Fu così che una mattina di primavera quando il sole era appena spuntato e le acque dello Stretto di Scarpanto apparivano lisce e opalescenti , un’imbarcazione a remi ci portò in quell’isola antica e frastagliata dove, sulla banchina, trovammo ad attenderci la tarchiata figura di Molone in persona.
Avvocato originario di Alabanda, aveva esercitato nei tribunali romani con tale abilità oratoria da essere stato addirittura invitato a pronunciare un discorso in greco al Senato, un onore senza precedenti., si era poi ritirato a Rodi dove aveva aperto una scuola di retorica.
La sua tecnica, l’esatto contrario di quella orientale, era semplice: non muoverti troppo, tieni il capo eretto, non divagare, falli ridere, piangere e, una volta che ti sei assicurato la loro partecipazione emotiva, siediti velocemente: perché nulla si asciuga così in fretta come una lacrima.
Una tecnica del genere era molto congeniale a Cicerone che si affidò completamente a Molone.
Questi, per prima cosa, gli diede per cena una scodella piena di uova sode in salsa di acciughe seguita, nonostante le proteste del suo allievo, da un pezzo di carne rossa alla brace innaffiata da una tazza di latte di capra. “hai bisogno di mettere su un po’ di muscoli giovanotto” gli disse battendosi il torace possente. “Da una cannuccia non è mai uscita una nota poderosa”. Cicerone lo guardò di traverso e continuò obbediente a masticare finché non ebbe vuotato il piatto.
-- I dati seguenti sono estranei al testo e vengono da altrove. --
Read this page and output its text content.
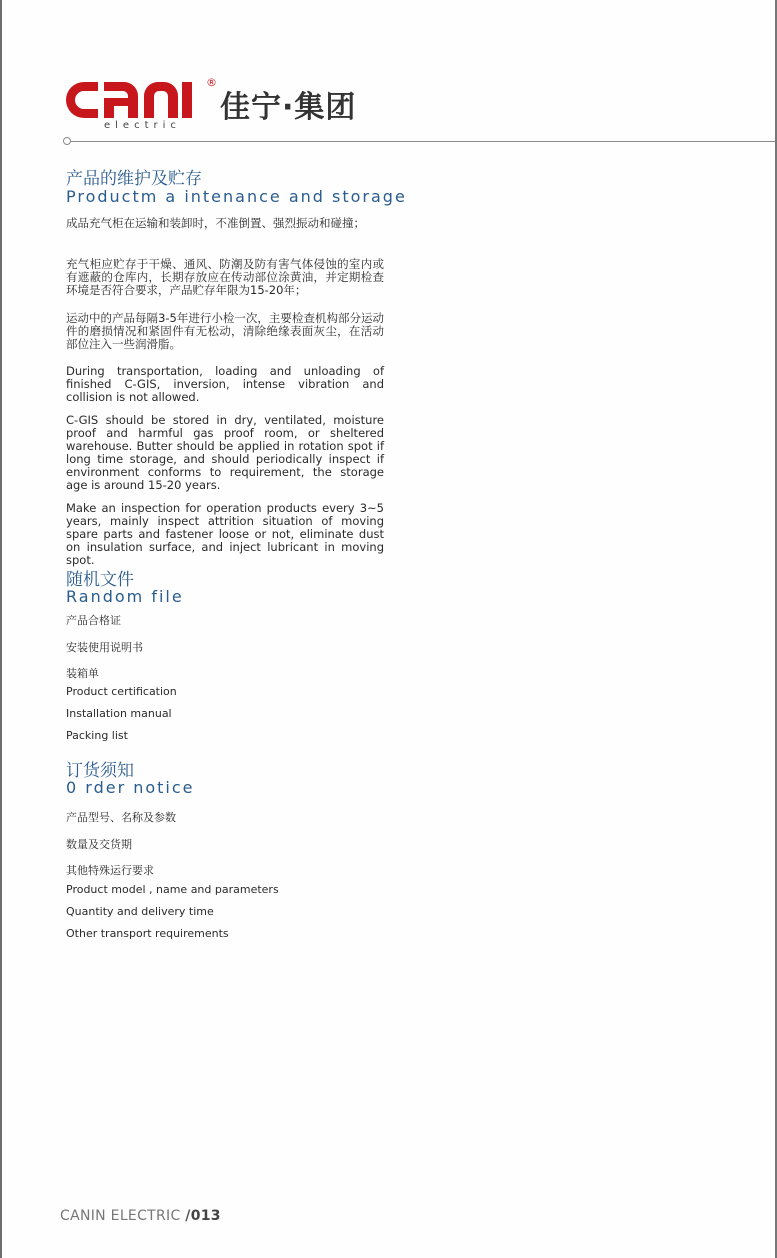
®
electric
佳宁·集团
产品的维护及贮存
Productm a intenance and storage

成品充气柜在运输和装卸时，不准倒置、强烈振动和碰撞；

充气柜应贮存于干燥、通风、防潮及防有害气体侵蚀的室内或有遮蔽的仓库内，长期存放应在传动部位涂黄油，并定期检查环境是否符合要求，产品贮存年限为15-20年；

运动中的产品每隔3-5年进行小检一次，主要检查机构部分运动件的磨损情况和紧固件有无松动，清除绝缘表面灰尘，在活动部位注入一些润滑脂。

During transportation, loading and unloading of finished C-GIS, inversion, intense vibration and collision is not allowed.

C-GIS should be stored in dry, ventilated, moisture proof and harmful gas proof room, or sheltered warehouse. Butter should be applied in rotation spot if long time storage, and should periodically inspect if environment conforms to requirement, the storage age is around 15-20 years.

Make an inspection for operation products every 3~5 years, mainly inspect attrition situation of moving spare parts and fastener loose or not, eliminate dust on insulation surface, and inject lubricant in moving spot.

随机文件
Random file
产品合格证
安装使用说明书
装箱单
Product certification
Installation manual
Packing list
订货须知
0 rder notice
产品型号、名称及参数
数量及交货期
其他特殊运行要求
Product model , name and parameters
Quantity and delivery time
Other transport requirements
CANIN ELECTRIC /013
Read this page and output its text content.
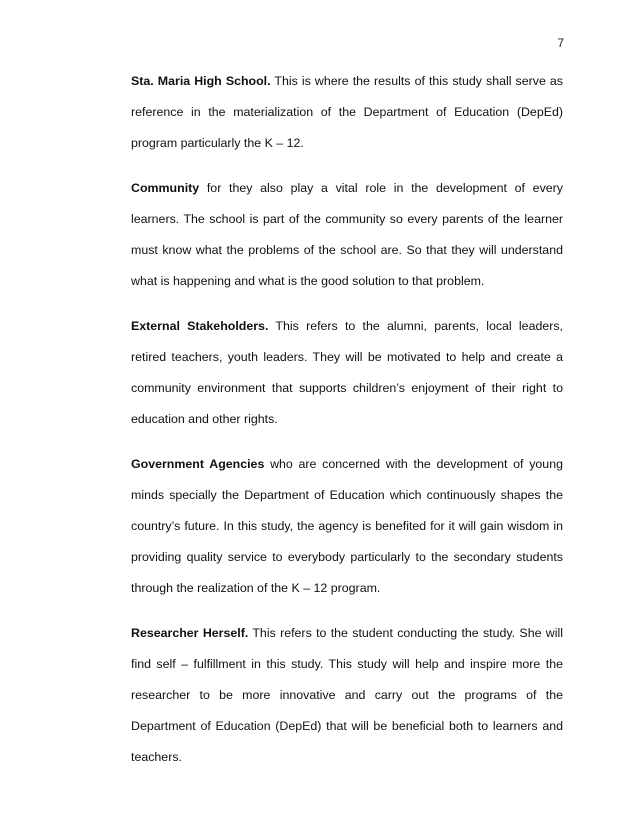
7

Sta. Maria High School. This is where the results of this study shall serve as reference in the materialization of the Department of Education (DepEd) program particularly the K – 12.

Community for they also play a vital role in the development of every learners. The school is part of the community so every parents of the learner must know what the problems of the school are. So that they will understand what is happening and what is the good solution to that problem.

External Stakeholders. This refers to the alumni, parents, local leaders, retired teachers, youth leaders. They will be motivated to help and create a community environment that supports children’s enjoyment of their right to education and other rights.

Government Agencies who are concerned with the development of young minds specially the Department of Education which continuously shapes the country’s future. In this study, the agency is benefited for it will gain wisdom in providing quality service to everybody particularly to the secondary students through the realization of the K – 12 program.

Researcher Herself. This refers to the student conducting the study. She will find self – fulfillment in this study. This study will help and inspire more the researcher to be more innovative and carry out the programs of the Department of Education (DepEd) that will be beneficial both to learners and teachers.
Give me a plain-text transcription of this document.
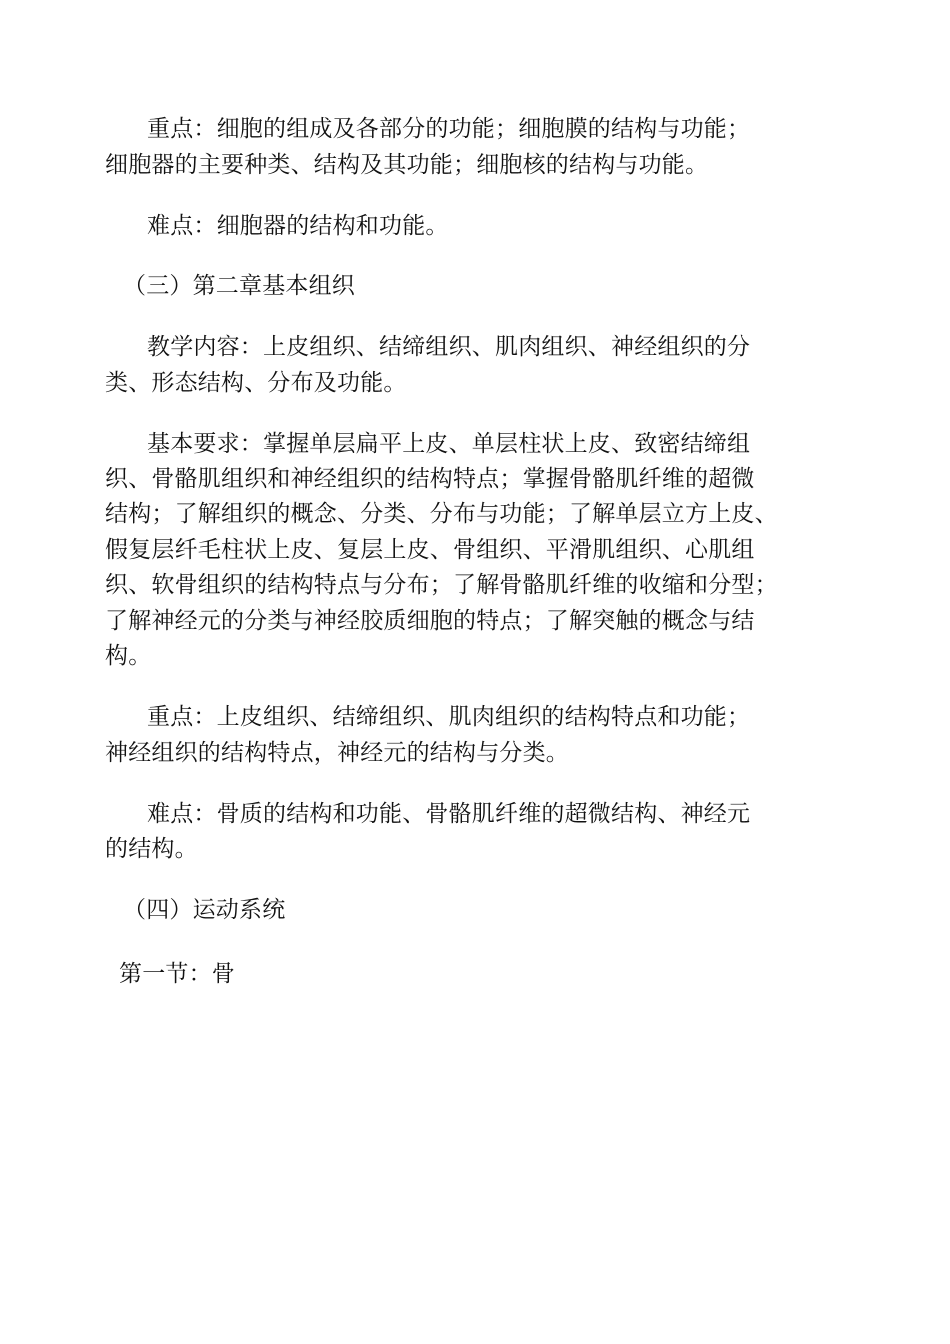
重点：细胞的组成及各部分的功能；细胞膜的结构与功能；
细胞器的主要种类、结构及其功能；细胞核的结构与功能。
难点：细胞器的结构和功能。
（三）第二章基本组织
教学内容：上皮组织、结缔组织、肌肉组织、神经组织的分
类、形态结构、分布及功能。
基本要求：掌握单层扁平上皮、单层柱状上皮、致密结缔组
织、骨骼肌组织和神经组织的结构特点；掌握骨骼肌纤维的超微
结构；了解组织的概念、分类、分布与功能；了解单层立方上皮、
假复层纤毛柱状上皮、复层上皮、骨组织、平滑肌组织、心肌组
织、软骨组织的结构特点与分布；了解骨骼肌纤维的收缩和分型；
了解神经元的分类与神经胶质细胞的特点；了解突触的概念与结
构。
重点：上皮组织、结缔组织、肌肉组织的结构特点和功能；
神经组织的结构特点，神经元的结构与分类。
难点：骨质的结构和功能、骨骼肌纤维的超微结构、神经元
的结构。
（四）运动系统
第一节：骨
E quella sera per la prima volta da mesi dormì profondamente.
All’alba ebbero inizio gli esercizi di ginnastica. “Parlare nel foro e come partecipare a una corsa” gli disse Molone. “Servono forte resistenza.” Finse di tirargli un pugno e Cicerone emise una specie di gemito, barcollando indietro e rischiando di finire a terra. Molone gli ordinò di assumere la posizione eretta, con le gambe tese, e di toccarsi per venti volte le punte dei piedi dopodiché lo fece sdraiare supino con le mani intrecciate dietro la nuca e gli ordinò di tirarci su a sedere un certo numero di volte senza muovere le gambe. Quindi lo fece voltare gli ordinò una ventina di flessioni senza piegare le ginocchia questo fu il regime del primo giorno, e in quelli successivi furono aggiunti nuovi esercizi è aumentata la loro durata. Cicerone riusciva a dormire profondamente non faceva più storie per mangiare.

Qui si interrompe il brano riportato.